Many areas of EV global growth impact are possible.

  • Commodity suppliers have to open new mines and build refineries. Mining companies are already reacting to high prices by announcing expansions, which should lead to prices stabilizing in the next few years.
  • Charging companies are struggling to install stations fast enough. This is especially important for fleet owners, which represent more than 2.5 million vehicles on the road and claim more than $1.1 trillion in annual revenue.
  • Tesla is researching methods to cull out multiple uses from battery cells, expanding its R&D in 4680 batteries, including for energy storage to improve range.
  • A managed EV battery charging and discharging profile in conjunction with the national grid, known as the Vehicle-to-Grid system (V2G), is projected to be an important mechanism in reducing the impact of renewable energy intermittency. Australia’s REVS project is an example of how commercially available EVs and chargers can contribute to energy stability by transferring power back and forth into the grid.
  • Technological changes in the automobile industry accelerate the development of automated driving. An interesting project is taking place at Cornell University, where researchers have developed a way to help autonomous vehicles create “memories” of previous experiences and use them in future navigation, especially during adverse weather conditions when the car cannot safely rely on its sensors.

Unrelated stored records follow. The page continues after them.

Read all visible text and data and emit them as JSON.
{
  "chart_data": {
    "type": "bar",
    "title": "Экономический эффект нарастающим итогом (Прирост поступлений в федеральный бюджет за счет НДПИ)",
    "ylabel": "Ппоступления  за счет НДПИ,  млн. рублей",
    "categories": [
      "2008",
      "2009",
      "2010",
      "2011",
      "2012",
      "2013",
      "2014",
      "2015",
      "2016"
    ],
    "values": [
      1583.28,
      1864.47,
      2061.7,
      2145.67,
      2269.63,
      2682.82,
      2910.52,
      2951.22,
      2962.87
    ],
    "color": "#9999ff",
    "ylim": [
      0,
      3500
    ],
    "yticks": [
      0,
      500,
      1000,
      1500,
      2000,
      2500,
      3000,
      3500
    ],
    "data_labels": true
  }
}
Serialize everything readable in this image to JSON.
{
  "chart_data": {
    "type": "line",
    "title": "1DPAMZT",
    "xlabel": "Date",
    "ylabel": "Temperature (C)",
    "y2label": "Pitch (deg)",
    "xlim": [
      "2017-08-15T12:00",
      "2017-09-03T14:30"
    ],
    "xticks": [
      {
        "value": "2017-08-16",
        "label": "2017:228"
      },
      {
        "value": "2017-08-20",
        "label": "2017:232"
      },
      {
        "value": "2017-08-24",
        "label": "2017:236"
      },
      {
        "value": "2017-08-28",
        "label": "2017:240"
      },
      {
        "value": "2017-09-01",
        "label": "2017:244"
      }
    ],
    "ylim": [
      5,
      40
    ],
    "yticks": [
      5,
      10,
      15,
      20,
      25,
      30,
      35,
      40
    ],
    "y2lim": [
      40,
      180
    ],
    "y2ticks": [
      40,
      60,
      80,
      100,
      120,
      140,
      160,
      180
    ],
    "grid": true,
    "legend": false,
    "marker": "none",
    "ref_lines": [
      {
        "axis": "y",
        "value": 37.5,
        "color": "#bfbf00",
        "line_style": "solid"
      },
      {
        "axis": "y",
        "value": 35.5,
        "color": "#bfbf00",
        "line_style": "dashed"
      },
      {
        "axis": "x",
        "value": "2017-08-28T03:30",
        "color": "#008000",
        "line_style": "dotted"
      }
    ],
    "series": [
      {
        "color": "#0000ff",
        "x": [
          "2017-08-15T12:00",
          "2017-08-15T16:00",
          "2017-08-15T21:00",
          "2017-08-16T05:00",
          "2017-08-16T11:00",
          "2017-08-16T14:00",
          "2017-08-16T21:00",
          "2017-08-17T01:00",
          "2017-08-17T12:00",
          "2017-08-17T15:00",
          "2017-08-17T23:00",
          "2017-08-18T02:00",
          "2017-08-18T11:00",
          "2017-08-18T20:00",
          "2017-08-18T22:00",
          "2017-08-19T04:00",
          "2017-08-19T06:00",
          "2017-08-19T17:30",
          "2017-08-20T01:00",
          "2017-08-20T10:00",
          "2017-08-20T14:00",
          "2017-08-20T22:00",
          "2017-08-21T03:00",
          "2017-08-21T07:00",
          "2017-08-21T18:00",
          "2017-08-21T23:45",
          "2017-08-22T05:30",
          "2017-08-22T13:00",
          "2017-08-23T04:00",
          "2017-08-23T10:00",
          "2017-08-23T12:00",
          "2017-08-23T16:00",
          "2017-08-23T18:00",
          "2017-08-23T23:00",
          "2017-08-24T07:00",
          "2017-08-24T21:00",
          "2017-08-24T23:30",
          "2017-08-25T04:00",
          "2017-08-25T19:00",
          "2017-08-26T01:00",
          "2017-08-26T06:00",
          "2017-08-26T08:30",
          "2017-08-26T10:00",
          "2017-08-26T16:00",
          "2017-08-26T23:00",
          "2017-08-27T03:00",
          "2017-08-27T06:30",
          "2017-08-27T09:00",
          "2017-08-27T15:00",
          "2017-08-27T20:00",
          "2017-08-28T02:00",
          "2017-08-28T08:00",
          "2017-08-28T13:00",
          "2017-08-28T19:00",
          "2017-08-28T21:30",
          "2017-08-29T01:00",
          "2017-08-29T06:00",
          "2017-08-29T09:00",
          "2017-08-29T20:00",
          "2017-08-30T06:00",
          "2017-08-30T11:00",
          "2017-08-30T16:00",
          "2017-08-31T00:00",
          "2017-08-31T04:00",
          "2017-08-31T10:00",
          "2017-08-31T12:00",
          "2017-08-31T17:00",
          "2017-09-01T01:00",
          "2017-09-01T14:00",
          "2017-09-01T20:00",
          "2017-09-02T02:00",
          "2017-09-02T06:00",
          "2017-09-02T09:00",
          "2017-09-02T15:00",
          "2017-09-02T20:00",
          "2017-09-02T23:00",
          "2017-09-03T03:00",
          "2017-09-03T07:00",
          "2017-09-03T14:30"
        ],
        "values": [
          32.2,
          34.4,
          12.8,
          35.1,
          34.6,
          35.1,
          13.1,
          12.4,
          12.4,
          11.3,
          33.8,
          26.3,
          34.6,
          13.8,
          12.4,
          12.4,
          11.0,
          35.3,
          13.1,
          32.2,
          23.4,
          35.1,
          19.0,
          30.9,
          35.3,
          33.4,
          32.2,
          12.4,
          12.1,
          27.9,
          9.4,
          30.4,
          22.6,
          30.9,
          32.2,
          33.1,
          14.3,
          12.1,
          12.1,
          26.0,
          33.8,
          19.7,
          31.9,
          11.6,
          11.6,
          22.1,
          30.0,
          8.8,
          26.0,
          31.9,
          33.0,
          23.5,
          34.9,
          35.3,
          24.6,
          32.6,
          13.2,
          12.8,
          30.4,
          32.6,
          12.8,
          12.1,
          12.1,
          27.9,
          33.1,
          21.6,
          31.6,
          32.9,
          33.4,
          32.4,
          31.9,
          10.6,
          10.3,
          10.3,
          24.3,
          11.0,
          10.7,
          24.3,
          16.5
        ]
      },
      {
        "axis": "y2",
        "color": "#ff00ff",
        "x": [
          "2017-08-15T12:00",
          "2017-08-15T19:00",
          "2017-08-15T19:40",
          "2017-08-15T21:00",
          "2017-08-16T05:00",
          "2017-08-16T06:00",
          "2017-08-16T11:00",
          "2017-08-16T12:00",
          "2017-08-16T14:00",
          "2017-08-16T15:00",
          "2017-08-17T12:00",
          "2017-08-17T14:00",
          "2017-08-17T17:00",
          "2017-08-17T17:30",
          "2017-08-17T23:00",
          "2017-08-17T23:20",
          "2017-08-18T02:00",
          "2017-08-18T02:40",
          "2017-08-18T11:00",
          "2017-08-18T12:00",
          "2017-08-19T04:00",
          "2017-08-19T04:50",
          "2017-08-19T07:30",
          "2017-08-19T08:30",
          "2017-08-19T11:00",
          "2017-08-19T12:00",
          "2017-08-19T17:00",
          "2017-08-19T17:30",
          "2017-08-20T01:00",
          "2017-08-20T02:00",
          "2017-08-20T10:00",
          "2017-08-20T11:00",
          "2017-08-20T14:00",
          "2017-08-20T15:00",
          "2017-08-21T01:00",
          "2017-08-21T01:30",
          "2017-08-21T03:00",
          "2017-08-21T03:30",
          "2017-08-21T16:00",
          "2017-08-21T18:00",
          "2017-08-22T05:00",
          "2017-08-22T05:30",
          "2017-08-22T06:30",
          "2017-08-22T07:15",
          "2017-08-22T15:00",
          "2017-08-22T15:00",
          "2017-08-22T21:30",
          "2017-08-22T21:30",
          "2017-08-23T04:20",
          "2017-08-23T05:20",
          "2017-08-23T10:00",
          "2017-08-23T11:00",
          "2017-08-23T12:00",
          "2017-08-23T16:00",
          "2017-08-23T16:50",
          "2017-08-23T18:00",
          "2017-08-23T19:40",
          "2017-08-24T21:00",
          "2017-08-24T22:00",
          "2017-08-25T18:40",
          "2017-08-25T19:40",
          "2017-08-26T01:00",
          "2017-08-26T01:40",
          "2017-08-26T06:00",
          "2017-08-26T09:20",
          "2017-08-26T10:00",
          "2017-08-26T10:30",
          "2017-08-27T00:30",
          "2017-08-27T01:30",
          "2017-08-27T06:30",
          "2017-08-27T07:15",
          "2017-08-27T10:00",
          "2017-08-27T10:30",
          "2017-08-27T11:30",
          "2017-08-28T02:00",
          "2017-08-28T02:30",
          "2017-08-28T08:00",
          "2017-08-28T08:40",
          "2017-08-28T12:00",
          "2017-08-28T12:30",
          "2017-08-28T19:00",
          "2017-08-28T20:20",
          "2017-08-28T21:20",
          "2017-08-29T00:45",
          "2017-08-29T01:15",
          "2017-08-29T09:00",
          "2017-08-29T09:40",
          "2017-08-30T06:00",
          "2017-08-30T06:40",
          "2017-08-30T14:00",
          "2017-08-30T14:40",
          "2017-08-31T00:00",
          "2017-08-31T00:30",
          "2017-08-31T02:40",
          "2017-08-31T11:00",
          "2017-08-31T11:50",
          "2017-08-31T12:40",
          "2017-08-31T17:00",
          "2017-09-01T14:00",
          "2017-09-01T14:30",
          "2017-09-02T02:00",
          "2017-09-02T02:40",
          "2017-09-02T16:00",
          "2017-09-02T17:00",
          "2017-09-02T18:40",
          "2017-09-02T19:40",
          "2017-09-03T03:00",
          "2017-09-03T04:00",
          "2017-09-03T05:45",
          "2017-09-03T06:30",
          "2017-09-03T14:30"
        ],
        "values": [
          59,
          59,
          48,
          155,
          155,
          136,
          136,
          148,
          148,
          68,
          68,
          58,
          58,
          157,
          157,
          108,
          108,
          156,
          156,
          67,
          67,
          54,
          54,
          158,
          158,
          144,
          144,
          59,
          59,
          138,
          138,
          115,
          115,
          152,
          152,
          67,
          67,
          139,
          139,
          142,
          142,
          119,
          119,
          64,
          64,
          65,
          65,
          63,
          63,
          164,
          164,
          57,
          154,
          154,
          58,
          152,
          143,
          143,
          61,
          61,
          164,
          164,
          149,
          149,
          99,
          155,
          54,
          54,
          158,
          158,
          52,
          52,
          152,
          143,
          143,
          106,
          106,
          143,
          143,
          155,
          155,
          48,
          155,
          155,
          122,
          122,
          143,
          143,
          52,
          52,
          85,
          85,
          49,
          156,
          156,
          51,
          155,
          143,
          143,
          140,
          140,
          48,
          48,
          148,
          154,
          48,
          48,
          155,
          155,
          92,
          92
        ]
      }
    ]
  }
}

  • Some researchers even say that the emergence of plastics in the development and acceptance of EVs is going to be pivotal, especially when the efficiency and profitability are considered, as they give the required freedom to the engineers for the design and development of various parts and sizes by replacing the bulkier and more dense materials.

With these and other innovation areas on the rise, EVs seem likely to be a significant growth sector and a mechanism to slow global growth, less susceptible to the whims of global macroeconomics than other recent innovations.